Los almerienses somos de naturaleza tranquila. Solemos quejarnos poco y, si lo hacemos, normalmente la crítica no va más allá de los comentarios que realizamos entre el grupo de amigos, de vecinos o en el entorno familiar. Es decir, somos vehementes de boquilla pero a la hora de la verdad muy suaves ante la reclamación.
Nuestro carácter, para bien o para mal, se ha moldeado a golpe de ventolera, las que vienen fresquitas de Poniente y las calurosas de Levante. Entre vientos, en cambio, andamos por lo visto desamparados, buscando esa poquita de brisa que nos señale el camino.
Así, hemos ido soportando- no me cabe en la cabeza otra explicación- una subida tras otra de los servicios municipales que recibimos del Ayuntamiento y que quien más y quien menos se las veas y se las desee para hacer frente a las habituales y descomunales facturas que nos pasan.
Lo sufrimos, especialmente, con el IBI que está por encima de ciudades como Madrid o Sevilla, según el estudio que hizo público el pasado año la Agencia Tributaria del Ayuntamiento de la capital de España. Sin embargo, el Levante, que sopla en verano – cuando se paga este impuesto- nos deja tiesos. Es lo que tiene.

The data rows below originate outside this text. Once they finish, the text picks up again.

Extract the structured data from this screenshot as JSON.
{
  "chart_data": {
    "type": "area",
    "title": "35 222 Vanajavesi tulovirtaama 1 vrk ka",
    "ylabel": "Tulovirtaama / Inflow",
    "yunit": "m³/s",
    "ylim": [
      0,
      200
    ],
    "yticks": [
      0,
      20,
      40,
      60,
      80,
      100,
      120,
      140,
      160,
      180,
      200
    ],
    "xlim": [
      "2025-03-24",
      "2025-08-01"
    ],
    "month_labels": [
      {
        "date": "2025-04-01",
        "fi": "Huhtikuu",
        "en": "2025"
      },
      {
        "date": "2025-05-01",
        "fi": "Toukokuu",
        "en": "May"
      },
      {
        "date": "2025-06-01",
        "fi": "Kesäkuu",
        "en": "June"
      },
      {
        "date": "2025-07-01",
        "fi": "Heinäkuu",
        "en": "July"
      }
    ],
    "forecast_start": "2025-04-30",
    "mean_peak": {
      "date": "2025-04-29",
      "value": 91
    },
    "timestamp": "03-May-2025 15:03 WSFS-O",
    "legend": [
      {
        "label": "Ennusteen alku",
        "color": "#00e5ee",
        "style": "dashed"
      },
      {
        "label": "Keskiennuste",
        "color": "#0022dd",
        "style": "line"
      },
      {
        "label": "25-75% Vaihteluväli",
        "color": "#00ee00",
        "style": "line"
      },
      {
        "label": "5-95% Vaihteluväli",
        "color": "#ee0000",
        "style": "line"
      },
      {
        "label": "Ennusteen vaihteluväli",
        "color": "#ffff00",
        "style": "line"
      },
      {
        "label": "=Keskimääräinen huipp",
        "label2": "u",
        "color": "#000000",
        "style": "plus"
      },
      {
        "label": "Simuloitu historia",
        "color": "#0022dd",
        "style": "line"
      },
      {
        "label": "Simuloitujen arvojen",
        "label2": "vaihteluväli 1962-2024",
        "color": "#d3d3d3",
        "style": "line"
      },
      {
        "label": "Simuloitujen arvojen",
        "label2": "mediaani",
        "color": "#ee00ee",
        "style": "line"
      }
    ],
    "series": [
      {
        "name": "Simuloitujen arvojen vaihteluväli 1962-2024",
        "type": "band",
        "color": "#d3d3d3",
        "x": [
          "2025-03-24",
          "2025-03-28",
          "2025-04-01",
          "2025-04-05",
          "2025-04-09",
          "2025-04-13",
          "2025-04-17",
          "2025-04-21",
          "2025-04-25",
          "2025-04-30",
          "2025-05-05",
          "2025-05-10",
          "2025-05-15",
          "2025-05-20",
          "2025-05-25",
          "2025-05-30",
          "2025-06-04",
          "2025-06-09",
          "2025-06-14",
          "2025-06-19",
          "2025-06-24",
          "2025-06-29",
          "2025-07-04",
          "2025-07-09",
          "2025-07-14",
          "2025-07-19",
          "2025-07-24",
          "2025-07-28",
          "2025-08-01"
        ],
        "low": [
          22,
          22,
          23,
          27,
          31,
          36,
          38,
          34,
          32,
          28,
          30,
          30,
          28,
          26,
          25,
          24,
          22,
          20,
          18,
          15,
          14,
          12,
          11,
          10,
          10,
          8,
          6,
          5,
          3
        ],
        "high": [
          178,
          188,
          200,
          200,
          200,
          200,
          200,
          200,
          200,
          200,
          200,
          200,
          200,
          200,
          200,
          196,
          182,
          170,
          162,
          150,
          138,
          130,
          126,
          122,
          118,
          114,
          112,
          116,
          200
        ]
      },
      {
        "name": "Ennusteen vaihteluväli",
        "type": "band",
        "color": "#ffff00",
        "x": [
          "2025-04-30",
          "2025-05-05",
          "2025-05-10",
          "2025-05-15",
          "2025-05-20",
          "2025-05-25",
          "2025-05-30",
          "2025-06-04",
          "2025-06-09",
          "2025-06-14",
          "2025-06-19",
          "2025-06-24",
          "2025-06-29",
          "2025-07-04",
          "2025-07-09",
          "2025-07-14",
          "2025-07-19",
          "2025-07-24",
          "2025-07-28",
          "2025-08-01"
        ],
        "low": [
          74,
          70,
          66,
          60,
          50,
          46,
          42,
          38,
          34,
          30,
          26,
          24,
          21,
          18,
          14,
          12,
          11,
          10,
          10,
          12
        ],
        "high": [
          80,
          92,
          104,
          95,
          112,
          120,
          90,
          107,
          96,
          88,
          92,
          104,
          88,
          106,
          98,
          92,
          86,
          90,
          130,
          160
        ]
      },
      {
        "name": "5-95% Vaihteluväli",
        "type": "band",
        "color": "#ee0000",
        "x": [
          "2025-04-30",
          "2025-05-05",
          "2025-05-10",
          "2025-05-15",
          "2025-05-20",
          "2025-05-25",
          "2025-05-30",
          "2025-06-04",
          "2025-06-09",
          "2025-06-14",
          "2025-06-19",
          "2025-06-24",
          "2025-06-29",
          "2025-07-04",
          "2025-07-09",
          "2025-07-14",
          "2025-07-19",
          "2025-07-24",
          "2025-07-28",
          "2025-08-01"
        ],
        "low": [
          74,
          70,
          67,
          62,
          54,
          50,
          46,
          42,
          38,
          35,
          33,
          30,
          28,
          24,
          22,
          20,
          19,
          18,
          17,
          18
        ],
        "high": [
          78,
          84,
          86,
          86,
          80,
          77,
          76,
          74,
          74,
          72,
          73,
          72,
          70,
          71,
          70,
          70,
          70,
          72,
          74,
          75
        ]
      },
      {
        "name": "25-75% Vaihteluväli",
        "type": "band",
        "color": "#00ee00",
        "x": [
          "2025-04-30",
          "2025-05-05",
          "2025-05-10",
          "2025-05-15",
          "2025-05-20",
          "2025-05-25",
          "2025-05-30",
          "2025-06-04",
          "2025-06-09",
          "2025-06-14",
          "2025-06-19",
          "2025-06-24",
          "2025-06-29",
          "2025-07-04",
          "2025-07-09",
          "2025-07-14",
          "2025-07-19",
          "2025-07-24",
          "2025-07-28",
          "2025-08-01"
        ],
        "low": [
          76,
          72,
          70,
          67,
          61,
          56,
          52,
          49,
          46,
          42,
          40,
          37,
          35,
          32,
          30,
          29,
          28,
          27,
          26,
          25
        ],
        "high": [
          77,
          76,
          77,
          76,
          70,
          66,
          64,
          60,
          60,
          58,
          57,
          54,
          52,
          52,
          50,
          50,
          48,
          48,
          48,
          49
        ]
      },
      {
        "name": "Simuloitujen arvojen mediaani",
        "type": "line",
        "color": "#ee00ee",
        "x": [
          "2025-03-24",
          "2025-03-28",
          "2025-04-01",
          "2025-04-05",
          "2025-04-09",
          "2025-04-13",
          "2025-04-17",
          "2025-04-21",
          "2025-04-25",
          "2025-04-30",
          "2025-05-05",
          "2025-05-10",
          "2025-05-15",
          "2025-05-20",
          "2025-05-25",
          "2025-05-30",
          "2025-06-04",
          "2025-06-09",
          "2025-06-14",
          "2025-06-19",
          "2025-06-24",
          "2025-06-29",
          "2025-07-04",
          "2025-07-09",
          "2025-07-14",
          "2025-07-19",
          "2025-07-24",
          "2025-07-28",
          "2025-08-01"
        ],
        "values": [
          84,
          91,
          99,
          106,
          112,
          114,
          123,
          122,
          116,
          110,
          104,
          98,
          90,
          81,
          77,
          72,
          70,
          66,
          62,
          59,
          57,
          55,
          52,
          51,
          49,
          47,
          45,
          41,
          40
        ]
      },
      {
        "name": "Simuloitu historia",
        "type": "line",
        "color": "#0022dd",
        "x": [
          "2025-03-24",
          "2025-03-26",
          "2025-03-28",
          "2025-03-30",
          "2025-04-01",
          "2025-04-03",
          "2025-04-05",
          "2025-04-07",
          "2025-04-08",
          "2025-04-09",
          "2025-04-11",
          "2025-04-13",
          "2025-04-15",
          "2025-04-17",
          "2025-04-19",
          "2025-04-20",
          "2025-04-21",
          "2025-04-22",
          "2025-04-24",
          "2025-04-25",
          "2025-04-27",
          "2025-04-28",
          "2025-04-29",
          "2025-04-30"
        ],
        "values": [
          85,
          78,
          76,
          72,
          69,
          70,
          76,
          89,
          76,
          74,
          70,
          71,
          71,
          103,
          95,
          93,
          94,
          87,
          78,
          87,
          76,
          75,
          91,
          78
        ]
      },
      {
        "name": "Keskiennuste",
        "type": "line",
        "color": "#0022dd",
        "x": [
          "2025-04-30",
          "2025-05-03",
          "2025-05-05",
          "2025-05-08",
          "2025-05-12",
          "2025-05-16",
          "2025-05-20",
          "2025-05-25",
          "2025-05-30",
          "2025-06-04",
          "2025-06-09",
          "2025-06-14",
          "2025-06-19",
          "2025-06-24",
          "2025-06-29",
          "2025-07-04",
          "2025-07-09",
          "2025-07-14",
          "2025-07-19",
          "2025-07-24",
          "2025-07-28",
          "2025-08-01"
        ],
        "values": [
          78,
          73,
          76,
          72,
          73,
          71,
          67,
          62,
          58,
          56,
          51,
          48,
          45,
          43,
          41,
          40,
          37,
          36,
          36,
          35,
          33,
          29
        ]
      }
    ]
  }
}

El sablazo del IBI es insufrible para muchas familias, que tienen que destinar gran parte de su nómina a pagarlo. Si además, tienes hipoteca- quién no la tiene- ese mes toca pagar la luz y te sale un imprevisto, estás literalmente muerto. Pagamos tanto y con tal desmesura que no hay economía familiar a la que el Ayuntamiento no le haga un agujero.
Ahora, con el Poniente azotando, hemos conocido que la ciudad de Almería está a la cabeza de una nueva estadística perniciosa para nuestros bolsillos: el agua que sale por nuestros grifos es cada vez más cara y estamos entre las capitales andaluzas donde más subió el recibo de este servicio durante el pasado año. A poco que nos descuidemos, este ventarrón también nos lleva por delante.